Iran’s Aseman Airlines signs deal for 30 Boeing 737 MAX

By bne IntelliNews April 4, 2017

Iran's Aseman Airlines has signed a Minute of Agreement (MoA) with Boeing for the purchase of 30 Boeing 737 MAX narrow-body, twin-engine jet airliners and the possible acquisition of 30 more, according to an April 4 company press release.

The deal would be worth more than $5bn if the maximum number of planes was purchased at the list price, it added.

Aseman said it expected to finalise the purchase contract in 2-3 months, but Boeing - especially with an eye to the Trump administration's still hostile attitude towards Iran and the removal of economic sanctions - requires clearance from the US State Department’s Office of Foreign Assets Control (OFAC) for the sale of the jets.  

The ageing air fleets of Iran-based airlines - with many planes only able to fly thanks to parts smuggled into the country while the economic sanctions of the major powers still applied up to January last year - potentially make up a lucrative market for Boeing. It has already agreed to sell 80 aircraft to flag carrier IranAir under the terms of the first deal struck between the two companies since before the Islamic Revolution in 1979.

An MoA, according to Aseman’s press release, is a form of memorandum signed between two firms that is accepted under Scottish Law when witnessed by lawyers of both parties.

Aseman is the third largest airline in the Islamic Republic.
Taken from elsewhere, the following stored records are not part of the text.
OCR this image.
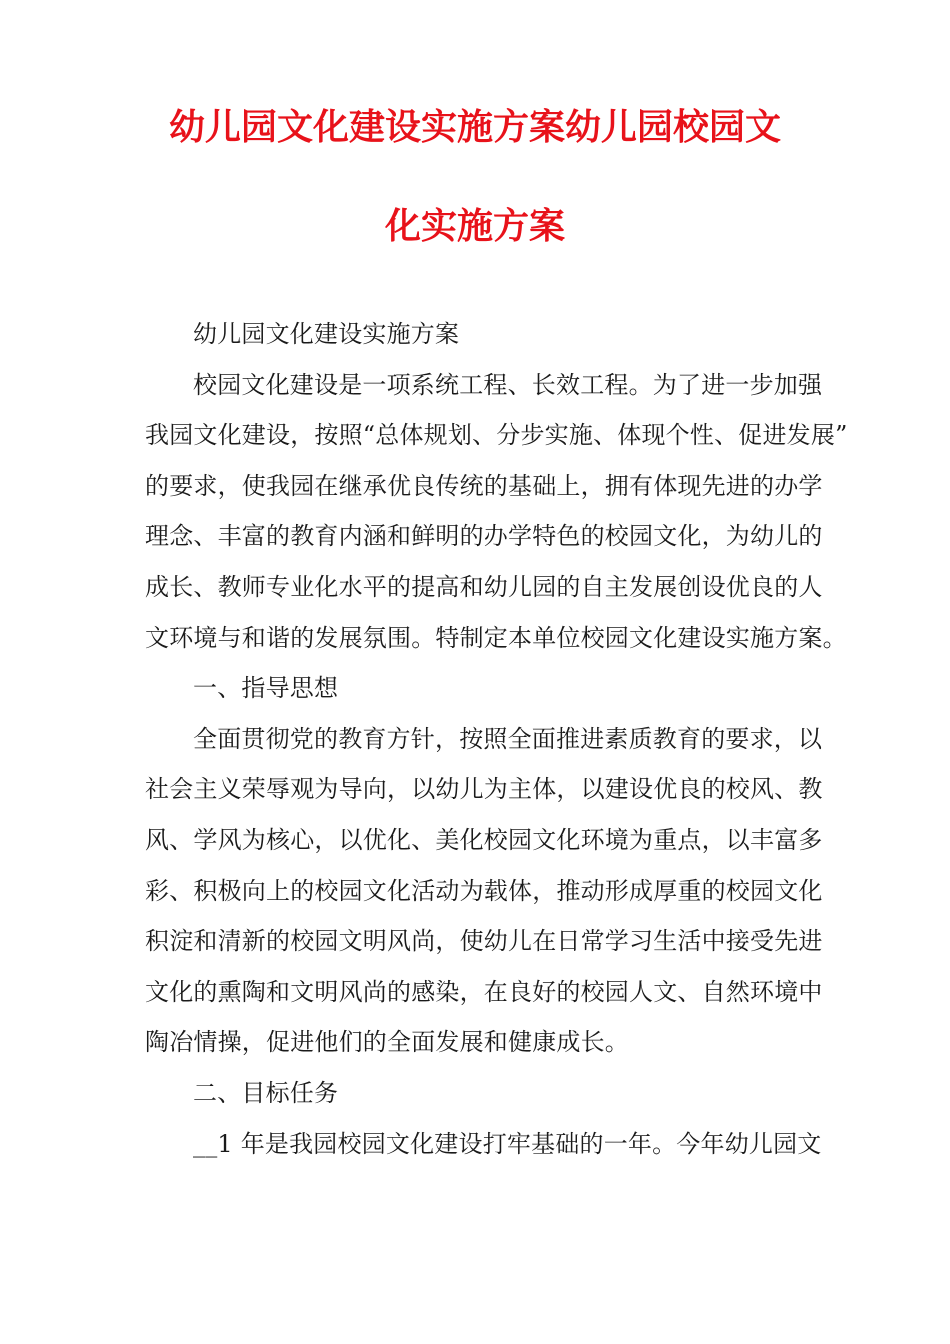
幼儿园文化建设实施方案幼儿园校园文
化实施方案
幼儿园文化建设实施方案
校园文化建设是一项系统工程、长效工程。为了进一步加强
我园文化建设，按照“总体规划、分步实施、体现个性、促进发展”
的要求，使我园在继承优良传统的基础上，拥有体现先进的办学
理念、丰富的教育内涵和鲜明的办学特色的校园文化，为幼儿的
成长、教师专业化水平的提高和幼儿园的自主发展创设优良的人
文环境与和谐的发展氛围。特制定本单位校园文化建设实施方案。
一、指导思想
全面贯彻党的教育方针，按照全面推进素质教育的要求，以
社会主义荣辱观为导向，以幼儿为主体，以建设优良的校风、教
风、学风为核心，以优化、美化校园文化环境为重点，以丰富多
彩、积极向上的校园文化活动为载体，推动形成厚重的校园文化
积淀和清新的校园文明风尚，使幼儿在日常学习生活中接受先进
文化的熏陶和文明风尚的感染，在良好的校园人文、自然环境中
陶冶情操，促进他们的全面发展和健康成长。
二、目标任务
__1 年是我园校园文化建设打牢基础的一年。今年幼儿园文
It is majority-owned by Iran’s Civil Service Pension Fund (CSPO). The pension fund is one of the largest in Iran, taking pension payments from members of the country's armed forces, government ministries and Islamic Republic Revolutionary Guards (IRGC).

Aseman lately received clearance to lease seven new Airbus A320neo aircraft from the Chinese-backed, Dublin-based Avolon Leasing company.
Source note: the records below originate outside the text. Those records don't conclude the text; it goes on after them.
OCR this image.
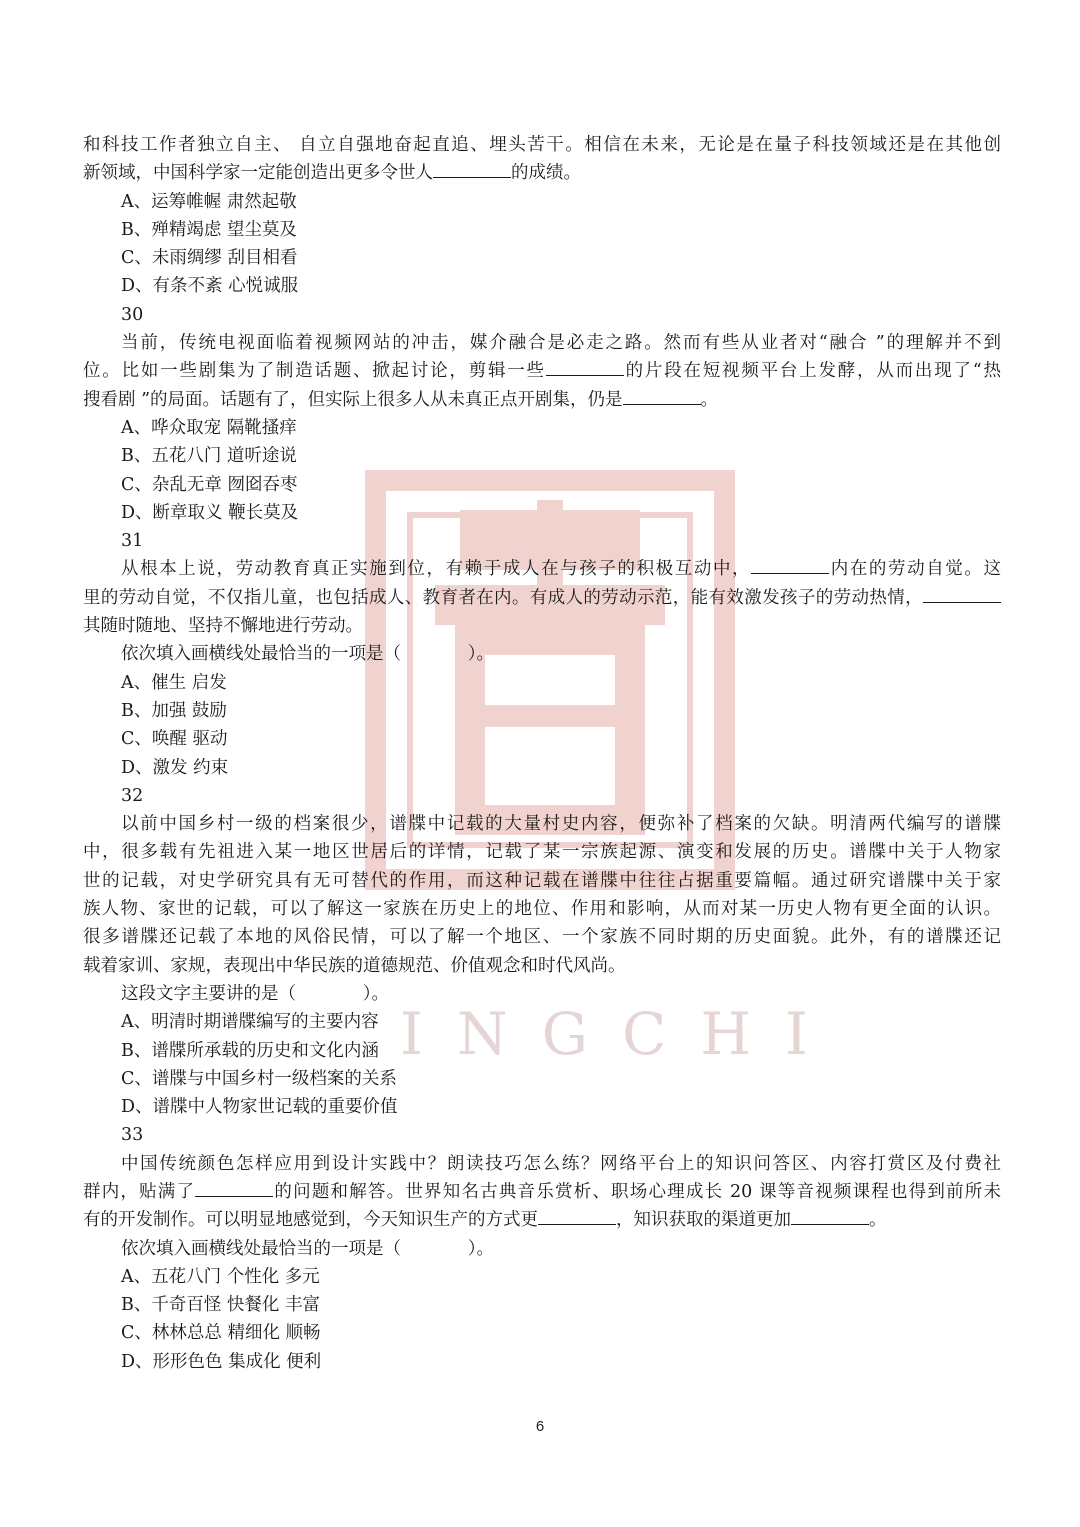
INGCHI
和科技工作者独立自主、 自立自强地奋起直追、埋头苦干。相信在未来，无论是在量子科技领域还是在其他创
新领域，中国科学家一定能创造出更多令世人	的成绩。
A、运筹帷幄 肃然起敬
B、殚精竭虑 望尘莫及
C、未雨绸缪 刮目相看
D、有条不紊 心悦诚服
30
当前，传统电视面临着视频网站的冲击，媒介融合是必走之路。然而有些从业者对“融合 ”的理解并不到
位。比如一些剧集为了制造话题、掀起讨论，剪辑一些	的片段在短视频平台上发酵，从而出现了“热
搜看剧 ”的局面。话题有了，但实际上很多人从未真正点开剧集，仍是	。
A、哗众取宠 隔靴搔痒
B、五花八门 道听途说
C、杂乱无章 囫囵吞枣
D、断章取义 鞭长莫及
31
从根本上说，劳动教育真正实施到位，有赖于成人在与孩子的积极互动中，	内在的劳动自觉。这
里的劳动自觉，不仅指儿童，也包括成人、教育者在内。有成人的劳动示范，能有效激发孩子的劳动热情，
其随时随地、坚持不懈地进行劳动。
依次填入画横线处最恰当的一项是（            ）。
A、催生 启发
B、加强 鼓励
C、唤醒 驱动
D、激发 约束
32
以前中国乡村一级的档案很少，谱牒中记载的大量村史内容，便弥补了档案的欠缺。明清两代编写的谱牒
中，很多载有先祖进入某一地区世居后的详情，记载了某一宗族起源、演变和发展的历史。谱牒中关于人物家
世的记载，对史学研究具有无可替代的作用，而这种记载在谱牒中往往占据重要篇幅。通过研究谱牒中关于家
族人物、家世的记载，可以了解这一家族在历史上的地位、作用和影响，从而对某一历史人物有更全面的认识。
很多谱牒还记载了本地的风俗民情，可以了解一个地区、一个家族不同时期的历史面貌。此外，有的谱牒还记
载着家训、家规，表现出中华民族的道德规范、价值观念和时代风尚。
这段文字主要讲的是（            ）。
A、明清时期谱牒编写的主要内容
B、谱牒所承载的历史和文化内涵
C、谱牒与中国乡村一级档案的关系
D、谱牒中人物家世记载的重要价值
33
中国传统颜色怎样应用到设计实践中？朗读技巧怎么练？网络平台上的知识问答区、内容打赏区及付费社
群内，贴满了	的问题和解答。世界知名古典音乐赏析、职场心理成长 20 课等音视频课程也得到前所未
有的开发制作。可以明显地感觉到，今天知识生产的方式更	，知识获取的渠道更加	。
依次填入画横线处最恰当的一项是（            ）。
A、五花八门 个性化 多元
B、千奇百怪 快餐化 丰富
C、林林总总 精细化 顺畅
D、形形色色 集成化 便利
6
Mitsubishi Aircraft Corporation, which announced it was putting the brakes on selling planes to Iran due to fears that the Trump administration might penalise it for breaking US trade sanctions, is also believed to be again in the process of selling short-range jets to Aseman.

"Having contracts with Boeing or any other aircraft maker doesn't mean that we have given up negotiations for purchasing MRJs [Mitsubishi Regional Jets]," Aseman spokesman Amir Reza Mostafavi told Kyodo News after the MoA agreement with Boeing was signed in Tehran.